All compressors that pass the qualification without an error are tested here with known test files to provide additional benchmark data. Another reason to run benchmarks with these files is that some experts may prefer to see the results for these files despite the problems that arise using them.

The files used here are often part of collections (like Calgary Corpus) that sample various types of data attempting to providing broad evaluation over a range of data types. These test files are flawed for various reasons that include:

  1. The files are too small
  2. A single file does not establish a general case
  3. Compressors are tuned to these files
  4. The files are poorly chosen [1]

Using these files may work for developing a compressor (evaluating changes to algorithms), but the files suit poorly for comparing 2 or more compressors. We can observe that the main Compression Ratings benchmark by large does not suffer from any of these points.

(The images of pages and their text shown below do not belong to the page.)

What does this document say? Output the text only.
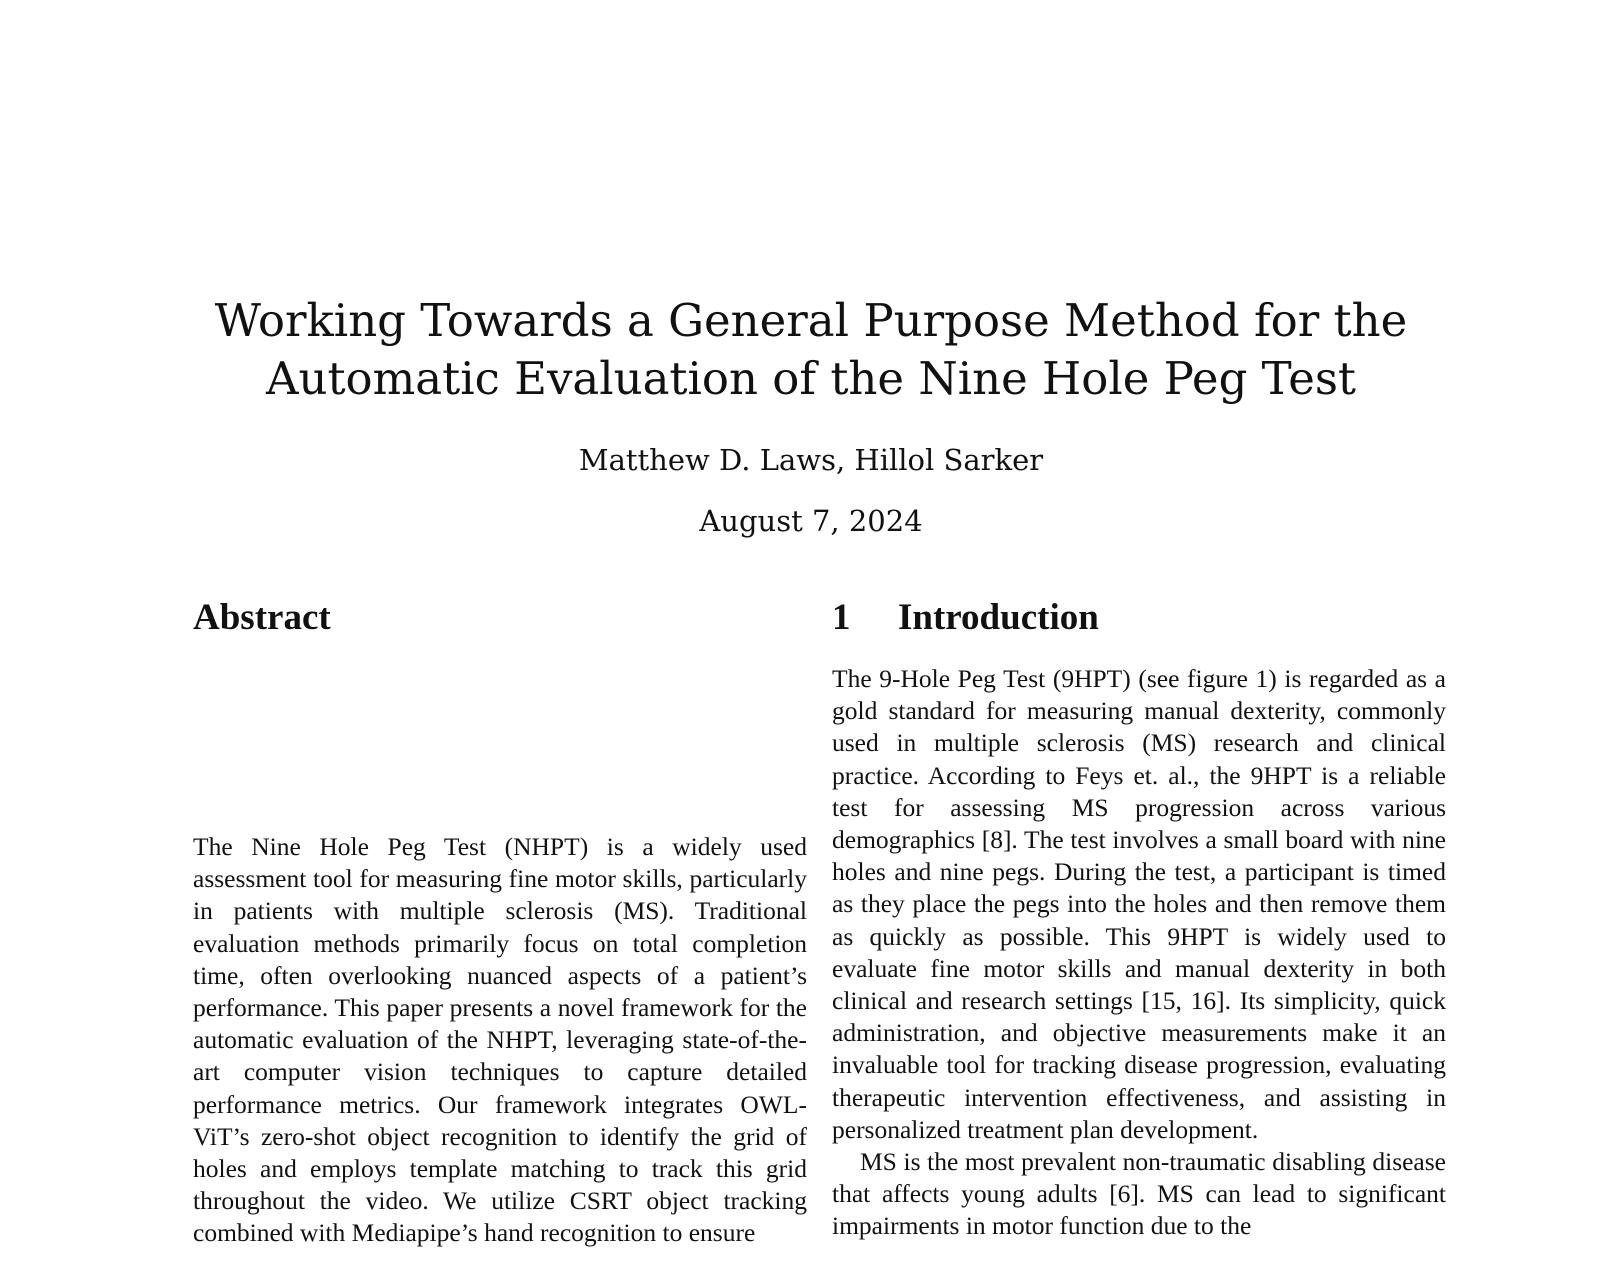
Working Towards a General Purpose Method for the Automatic Evaluation of the Nine Hole Peg Test
Matthew D. Laws, Hillol Sarker
August 7, 2024
Abstract

The Nine Hole Peg Test (NHPT) is a widely used assessment tool for measuring fine motor skills, particularly in patients with multiple sclerosis (MS). Traditional evaluation methods primarily focus on total completion time, often overlooking nuanced aspects of a patient’s performance. This paper presents a novel framework for the automatic evaluation of the NHPT, leveraging state-of-the-art computer vision techniques to capture detailed performance metrics. Our framework integrates OWL-ViT’s zero-shot object recognition to identify the grid of holes and employs template matching to track this grid throughout the video. We utilize CSRT object tracking combined with Mediapipe’s hand recognition to ensure

1 Introduction

The 9-Hole Peg Test (9HPT) (see figure 1) is regarded as a gold standard for measuring manual dexterity, commonly used in multiple sclerosis (MS) research and clinical practice. According to Feys et. al., the 9HPT is a reliable test for assessing MS progression across various demographics [8]. The test involves a small board with nine holes and nine pegs. During the test, a participant is timed as they place the pegs into the holes and then remove them as quickly as possible. This 9HPT is widely used to evaluate fine motor skills and manual dexterity in both clinical and research settings [15, 16]. Its simplicity, quick administration, and objective measurements make it an invaluable tool for tracking disease progression, evaluating therapeutic intervention effectiveness, and assisting in personalized treatment plan development.

MS is the most prevalent non-traumatic disabling disease that affects young adults [6]. MS can lead to significant impairments in motor function due to the
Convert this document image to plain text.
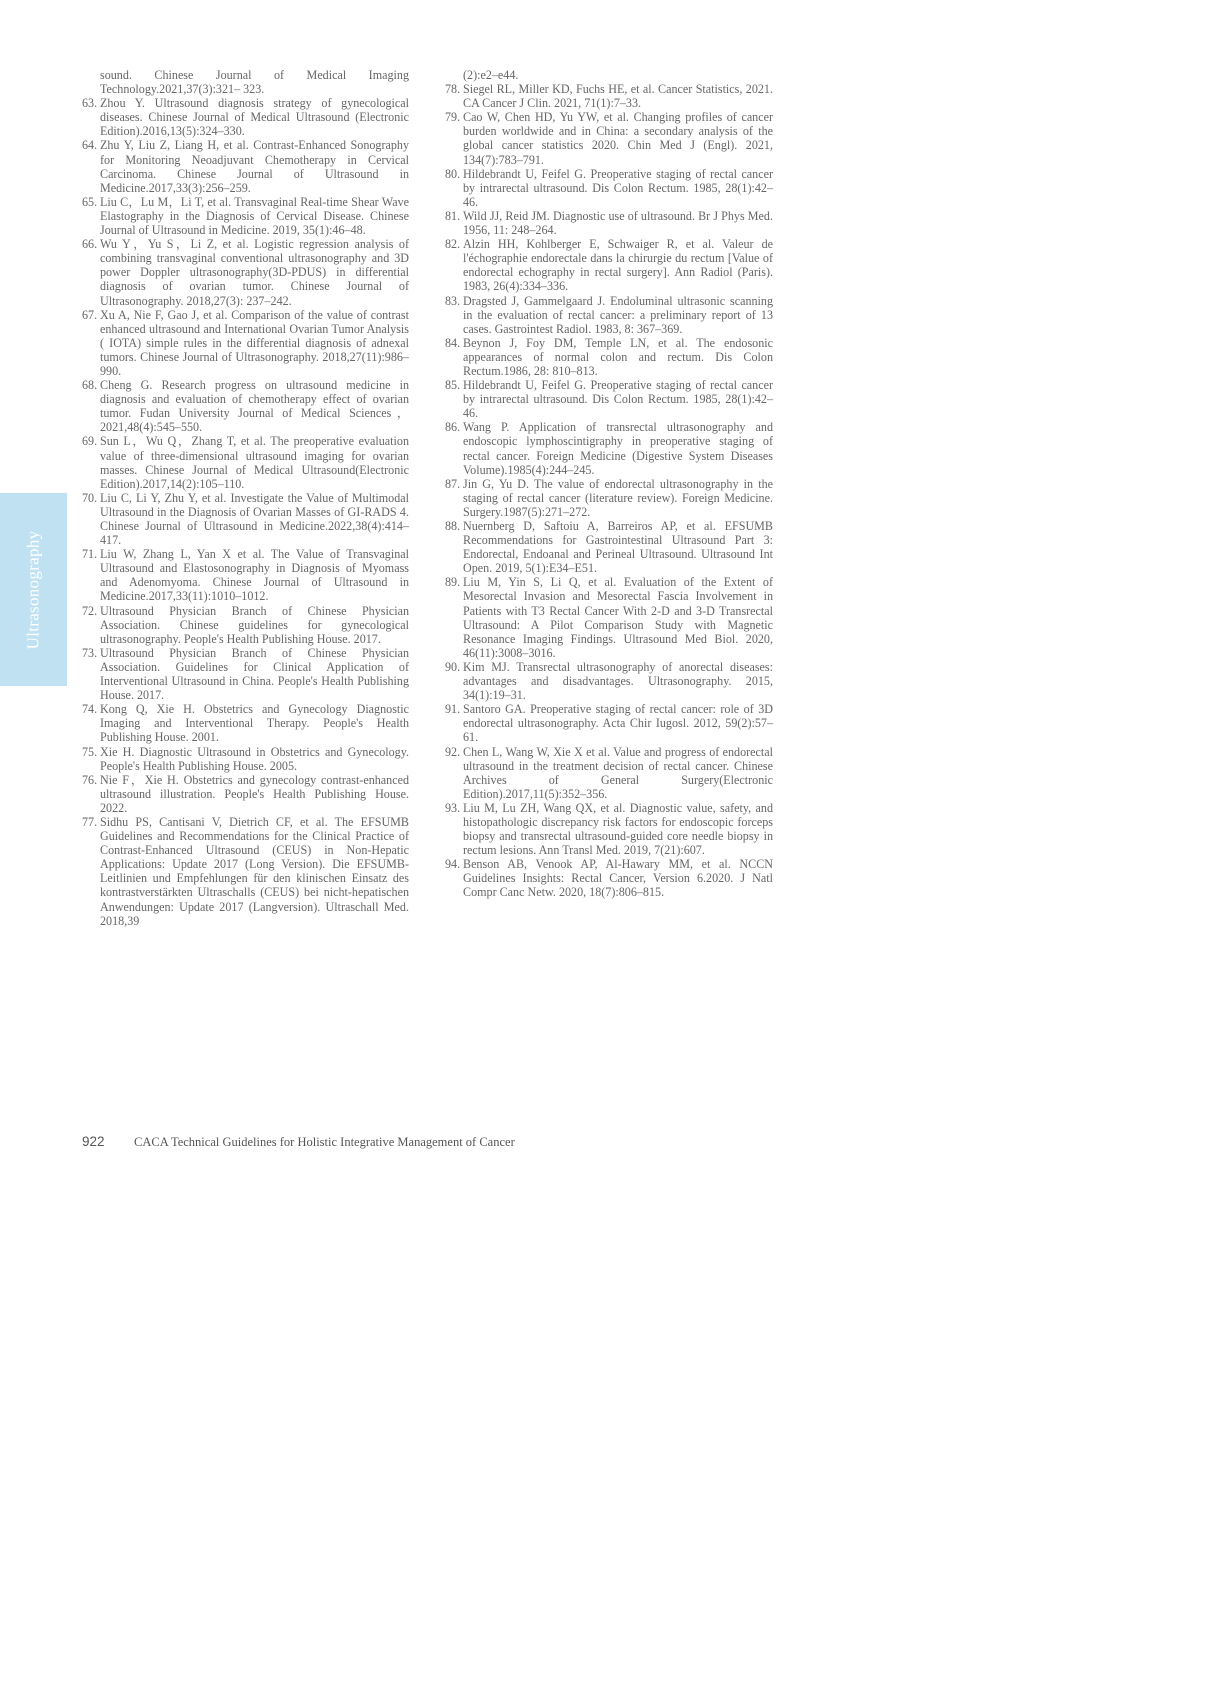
Ultrasonography
sound. Chinese Journal of Medical Imaging Technology.2021,37(3):321– 323.
63. Zhou Y. Ultrasound diagnosis strategy of gynecological diseases. Chinese Journal of Medical Ultrasound (Electronic Edition).2016,13(5):324–330.
64. Zhu Y, Liu Z, Liang H, et al. Contrast-Enhanced Sonography for Monitoring Neoadjuvant Chemotherapy in Cervical Carcinoma. Chinese Journal of Ultrasound in Medicine.2017,33(3):256–259.
65. Liu C，Lu M，Li T, et al. Transvaginal Real-time Shear Wave Elastography in the Diagnosis of Cervical Disease. Chinese Journal of Ultrasound in Medicine. 2019, 35(1):46–48.
66. Wu Y，Yu S，Li Z, et al. Logistic regression analysis of combining transvaginal conventional ultrasonography and 3D power Doppler ultrasonography(3D-PDUS) in differential diagnosis of ovarian tumor. Chinese Journal of Ultrasonography. 2018,27(3): 237–242.
67. Xu A, Nie F, Gao J, et al. Comparison of the value of contrast enhanced ultrasound and International Ovarian Tumor Analysis ( IOTA) simple rules in the differential diagnosis of adnexal tumors. Chinese Journal of Ultrasonography. 2018,27(11):986–990.
68. Cheng G. Research progress on ultrasound medicine in diagnosis and evaluation of chemotherapy effect of ovarian tumor. Fudan University Journal of Medical Sciences，2021,48(4):545–550.
69. Sun L，Wu Q，Zhang T, et al. The preoperative evaluation value of three-dimensional ultrasound imaging for ovarian masses. Chinese Journal of Medical Ultrasound(Electronic Edition).2017,14(2):105–110.
70. Liu C, Li Y, Zhu Y, et al. Investigate the Value of Multimodal Ultrasound in the Diagnosis of Ovarian Masses of GI-RADS 4. Chinese Journal of Ultrasound in Medicine.2022,38(4):414–417.
71. Liu W, Zhang L, Yan X et al. The Value of Transvaginal Ultrasound and Elastosonography in Diagnosis of Myomass and Adenomyoma. Chinese Journal of Ultrasound in Medicine.2017,33(11):1010–1012.
72. Ultrasound Physician Branch of Chinese Physician Association. Chinese guidelines for gynecological ultrasonography. People's Health Publishing House. 2017.
73. Ultrasound Physician Branch of Chinese Physician Association. Guidelines for Clinical Application of Interventional Ultrasound in China. People's Health Publishing House. 2017.
74. Kong Q, Xie H. Obstetrics and Gynecology Diagnostic Imaging and Interventional Therapy. People's Health Publishing House. 2001.
75. Xie H. Diagnostic Ultrasound in Obstetrics and Gynecology. People's Health Publishing House. 2005.
76. Nie F，Xie H. Obstetrics and gynecology contrast-enhanced ultrasound illustration. People's Health Publishing House. 2022.
77. Sidhu PS, Cantisani V, Dietrich CF, et al. The EFSUMB Guidelines and Recommendations for the Clinical Practice of Contrast-Enhanced Ultrasound (CEUS) in Non-Hepatic Applications: Update 2017 (Long Version). Die EFSUMB-Leitlinien und Empfehlungen für den klinischen Einsatz des kontrastverstärkten Ultraschalls (CEUS) bei nicht-hepatischen Anwendungen: Update 2017 (Langversion). Ultraschall Med. 2018,39
(2):e2–e44.
78. Siegel RL, Miller KD, Fuchs HE, et al. Cancer Statistics, 2021. CA Cancer J Clin. 2021, 71(1):7–33.
79. Cao W, Chen HD, Yu YW, et al. Changing profiles of cancer burden worldwide and in China: a secondary analysis of the global cancer statistics 2020. Chin Med J (Engl). 2021, 134(7):783–791.
80. Hildebrandt U, Feifel G. Preoperative staging of rectal cancer by intrarectal ultrasound. Dis Colon Rectum. 1985, 28(1):42–46.
81. Wild JJ, Reid JM. Diagnostic use of ultrasound. Br J Phys Med. 1956, 11: 248–264.
82. Alzin HH, Kohlberger E, Schwaiger R, et al. Valeur de l'échographie endorectale dans la chirurgie du rectum [Value of endorectal echography in rectal surgery]. Ann Radiol (Paris). 1983, 26(4):334–336.
83. Dragsted J, Gammelgaard J. Endoluminal ultrasonic scanning in the evaluation of rectal cancer: a preliminary report of 13 cases. Gastrointest Radiol. 1983, 8: 367–369.
84. Beynon J, Foy DM, Temple LN, et al. The endosonic appearances of normal colon and rectum. Dis Colon Rectum.1986, 28: 810–813.
85. Hildebrandt U, Feifel G. Preoperative staging of rectal cancer by intrarectal ultrasound. Dis Colon Rectum. 1985, 28(1):42–46.
86. Wang P. Application of transrectal ultrasonography and endoscopic lymphoscintigraphy in preoperative staging of rectal cancer. Foreign Medicine (Digestive System Diseases Volume).1985(4):244–245.
87. Jin G, Yu D. The value of endorectal ultrasonography in the staging of rectal cancer (literature review). Foreign Medicine. Surgery.1987(5):271–272.
88. Nuernberg D, Saftoiu A, Barreiros AP, et al. EFSUMB Recommendations for Gastrointestinal Ultrasound Part 3: Endorectal, Endoanal and Perineal Ultrasound. Ultrasound Int Open. 2019, 5(1):E34–E51.
89. Liu M, Yin S, Li Q, et al. Evaluation of the Extent of Mesorectal Invasion and Mesorectal Fascia Involvement in Patients with T3 Rectal Cancer With 2-D and 3-D Transrectal Ultrasound: A Pilot Comparison Study with Magnetic Resonance Imaging Findings. Ultrasound Med Biol. 2020, 46(11):3008–3016.
90. Kim MJ. Transrectal ultrasonography of anorectal diseases: advantages and disadvantages. Ultrasonography. 2015, 34(1):19–31.
91. Santoro GA. Preoperative staging of rectal cancer: role of 3D endorectal ultrasonography. Acta Chir Iugosl. 2012, 59(2):57–61.
92. Chen L, Wang W, Xie X et al. Value and progress of endorectal ultrasound in the treatment decision of rectal cancer. Chinese Archives of General Surgery(Electronic Edition).2017,11(5):352–356.
93. Liu M, Lu ZH, Wang QX, et al. Diagnostic value, safety, and histopathologic discrepancy risk factors for endoscopic forceps biopsy and transrectal ultrasound-guided core needle biopsy in rectum lesions. Ann Transl Med. 2019, 7(21):607.
94. Benson AB, Venook AP, Al-Hawary MM, et al. NCCN Guidelines Insights: Rectal Cancer, Version 6.2020. J Natl Compr Canc Netw. 2020, 18(7):806–815.
922	CACA Technical Guidelines for Holistic Integrative Management of Cancer
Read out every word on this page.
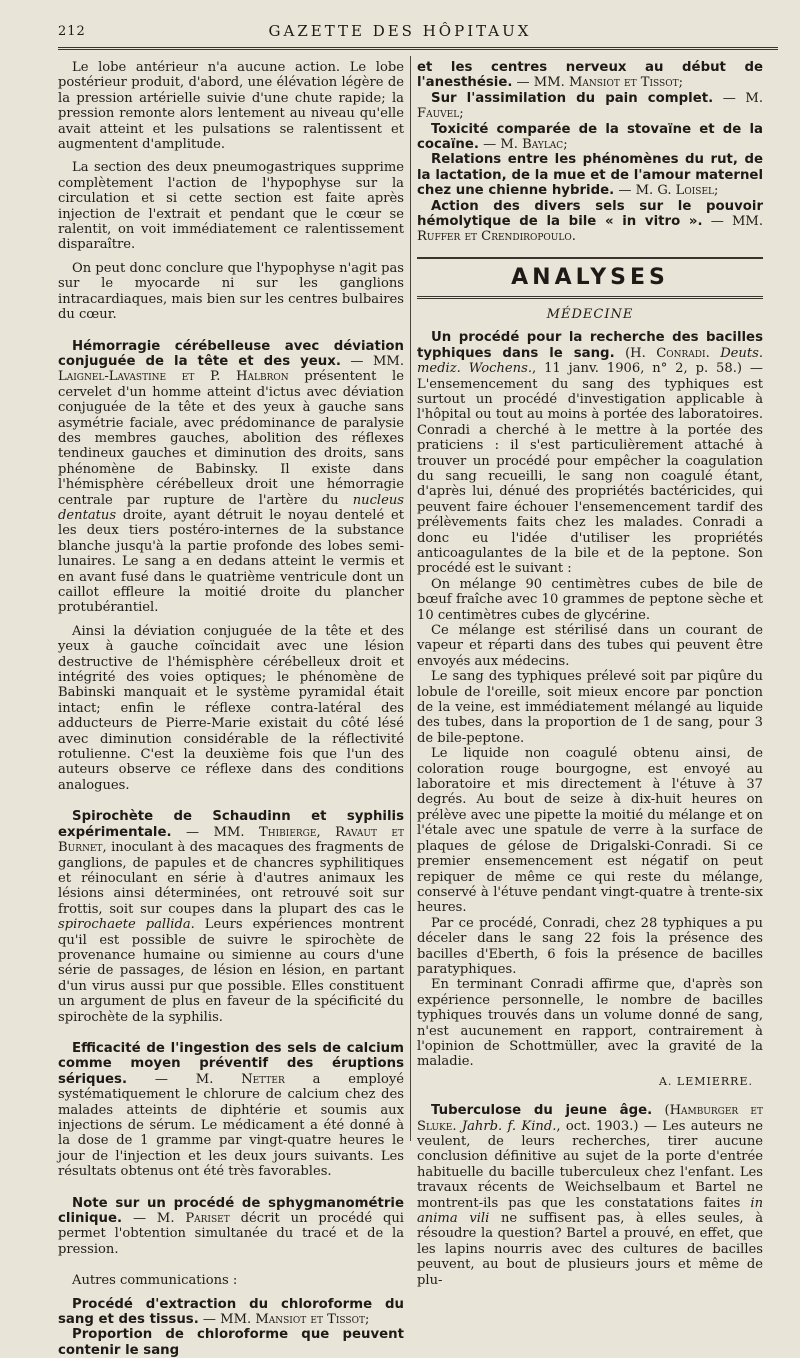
212	GAZETTE DES HÔPITAUX

Le lobe antérieur n'a aucune action. Le lobe postérieur produit, d'abord, une élévation légère de la pression artérielle suivie d'une chute rapide; la pression remonte alors lentement au niveau qu'elle avait atteint et les pulsations se ralentissent et augmentent d'amplitude.

La section des deux pneumogastriques supprime complètement l'action de l'hypophyse sur la circulation et si cette section est faite après injection de l'extrait et pendant que le cœur se ralentit, on voit immédiatement ce ralentissement disparaître.

On peut donc conclure que l'hypophyse n'agit pas sur le myocarde ni sur les ganglions intracardiaques, mais bien sur les centres bulbaires du cœur.

Hémorragie cérébelleuse avec déviation conjuguée de la tête et des yeux. — MM. Laignel-Lavastine et P. Halbron présentent le cervelet d'un homme atteint d'ictus avec déviation conjuguée de la tête et des yeux à gauche sans asymétrie faciale, avec prédominance de paralysie des membres gauches, abolition des réflexes tendineux gauches et diminution des droits, sans phénomène de Babinsky. Il existe dans l'hémisphère cérébelleux droit une hémorragie centrale par rupture de l'artère du nucleus dentatus droite, ayant détruit le noyau dentelé et les deux tiers postéro-internes de la substance blanche jusqu'à la partie profonde des lobes semi-lunaires. Le sang a en dedans atteint le vermis et en avant fusé dans le quatrième ventricule dont un caillot effleure la moitié droite du plancher protubérantiel.

Ainsi la déviation conjuguée de la tête et des yeux à gauche coïncidait avec une lésion destructive de l'hémisphère cérébelleux droit et intégrité des voies optiques; le phénomène de Babinski manquait et le système pyramidal était intact; enfin le réflexe contra-latéral des adducteurs de Pierre-Marie existait du côté lésé avec diminution considérable de la réflectivité rotulienne. C'est la deuxième fois que l'un des auteurs observe ce réflexe dans des conditions analogues.

Spirochète de Schaudinn et syphilis expérimentale. — MM. Thibierge, Ravaut et Burnet, inoculant à des macaques des fragments de ganglions, de papules et de chancres syphilitiques et réinoculant en série à d'autres animaux les lésions ainsi déterminées, ont retrouvé soit sur frottis, soit sur coupes dans la plupart des cas le spirochaete pallida. Leurs expériences montrent qu'il est possible de suivre le spirochète de provenance humaine ou simienne au cours d'une série de passages, de lésion en lésion, en partant d'un virus aussi pur que possible. Elles constituent un argument de plus en faveur de la spécificité du spirochète de la syphilis.

Efficacité de l'ingestion des sels de calcium comme moyen préventif des éruptions sériques. — M. Netter a employé systématiquement le chlorure de calcium chez des malades atteints de diphtérie et soumis aux injections de sérum. Le médicament a été donné à la dose de 1 gramme par vingt-quatre heures le jour de l'injection et les deux jours suivants. Les résultats obtenus ont été très favorables.

Note sur un procédé de sphygmanométrie clinique. — M. Pariset décrit un procédé qui permet l'obtention simultanée du tracé et de la pression.

Autres communications :

Procédé d'extraction du chloroforme du sang et des tissus. — MM. Mansiot et Tissot;

Proportion de chloroforme que peuvent contenir le sang

et les centres nerveux au début de l'anesthésie. — MM. Mansiot et Tissot;

Sur l'assimilation du pain complet. — M. Fauvel;

Toxicité comparée de la stovaïne et de la cocaïne. — M. Baylac;

Relations entre les phénomènes du rut, de la lactation, de la mue et de l'amour maternel chez une chienne hybride. — M. G. Loisel;

Action des divers sels sur le pouvoir hémolytique de la bile « in vitro ». — MM. Ruffer et Crendiropoulo.

ANALYSES
MÉDECINE

Un procédé pour la recherche des bacilles typhiques dans le sang. (H. Conradi. Deuts. mediz. Wochens., 11 janv. 1906, n° 2, p. 58.) — L'ensemencement du sang des typhiques est surtout un procédé d'investigation applicable à l'hôpital ou tout au moins à portée des laboratoires. Conradi a cherché à le mettre à la portée des praticiens : il s'est particulièrement attaché à trouver un procédé pour empêcher la coagulation du sang recueilli, le sang non coagulé étant, d'après lui, dénué des propriétés bactéricides, qui peuvent faire échouer l'ensemencement tardif des prélèvements faits chez les malades. Conradi a donc eu l'idée d'utiliser les propriétés anticoagulantes de la bile et de la peptone. Son procédé est le suivant :

On mélange 90 centimètres cubes de bile de bœuf fraîche avec 10 grammes de peptone sèche et 10 centimètres cubes de glycérine.

Ce mélange est stérilisé dans un courant de vapeur et réparti dans des tubes qui peuvent être envoyés aux médecins.

Le sang des typhiques prélevé soit par piqûre du lobule de l'oreille, soit mieux encore par ponction de la veine, est immédiatement mélangé au liquide des tubes, dans la proportion de 1 de sang, pour 3 de bile-peptone.

Le liquide non coagulé obtenu ainsi, de coloration rouge bourgogne, est envoyé au laboratoire et mis directement à l'étuve à 37 degrés. Au bout de seize à dix-huit heures on prélève avec une pipette la moitié du mélange et on l'étale avec une spatule de verre à la surface de plaques de gélose de Drigalski-Conradi. Si ce premier ensemencement est négatif on peut repiquer de même ce qui reste du mélange, conservé à l'étuve pendant vingt-quatre à trente-six heures.

Par ce procédé, Conradi, chez 28 typhiques a pu déceler dans le sang 22 fois la présence des bacilles d'Eberth, 6 fois la présence de bacilles paratyphiques.

En terminant Conradi affirme que, d'après son expérience personnelle, le nombre de bacilles typhiques trouvés dans un volume donné de sang, n'est aucunement en rapport, contrairement à l'opinion de Schottmüller, avec la gravité de la maladie.

A. LEMIERRE.

Tuberculose du jeune âge. (Hamburger et Sluke. Jahrb. f. Kind., oct. 1903.) — Les auteurs ne veulent, de leurs recherches, tirer aucune conclusion définitive au sujet de la porte d'entrée habituelle du bacille tuberculeux chez l'enfant. Les travaux récents de Weichselbaum et Bartel ne montrent-ils pas que les constatations faites in anima vili ne suffisent pas, à elles seules, à résoudre la question? Bartel a prouvé, en effet, que les lapins nourris avec des cultures de bacilles peuvent, au bout de plusieurs jours et même de plu-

To address the point 4. We have not included some files that fit into this category especially. Because of 1. it follows that the measured timings are skewed for programs that slow down as the size of input grows and compression ratio is difficult to measure (also because of 3.) as the decoder program size takes large portition of the output size. To address this, we do not count the size of decompressor program in this test (the size column lists the raw compressed file size) and we introduce "weighted compression ratio" (WR) [2] that is compression ratio with decompressor size counted in, except that we discount 90% of the decompressor size, but no more than 85000 bytes (roughly 90% of the median uncompressed decompression program size). The 90% discount is an arbitrary number to limit random effect from including the decompressor size to the results for small files. We limit the discount to the median because the purpose is to attempt lessen this effect, but not to eliminate the decompressor size (such as static dictionaries) completely. No ratings are provided in these tests because of the results require interpretation even to establish compressor performance for these specific files. (We cannot make conclusions about compressors strenght over certain types of files because of 2.)

[1] Files are too special (performance doesn't translate to other data) that small tweaks to a program may improve compression ratio dramatically (but have no effect in other files). Or files that are already compressed or contain errors (like book1).
[2] WR=sizeof(input)/(sizeof(output)+sizeof(decompressor)-0.9*min(95kb,sizeof(decompressor)))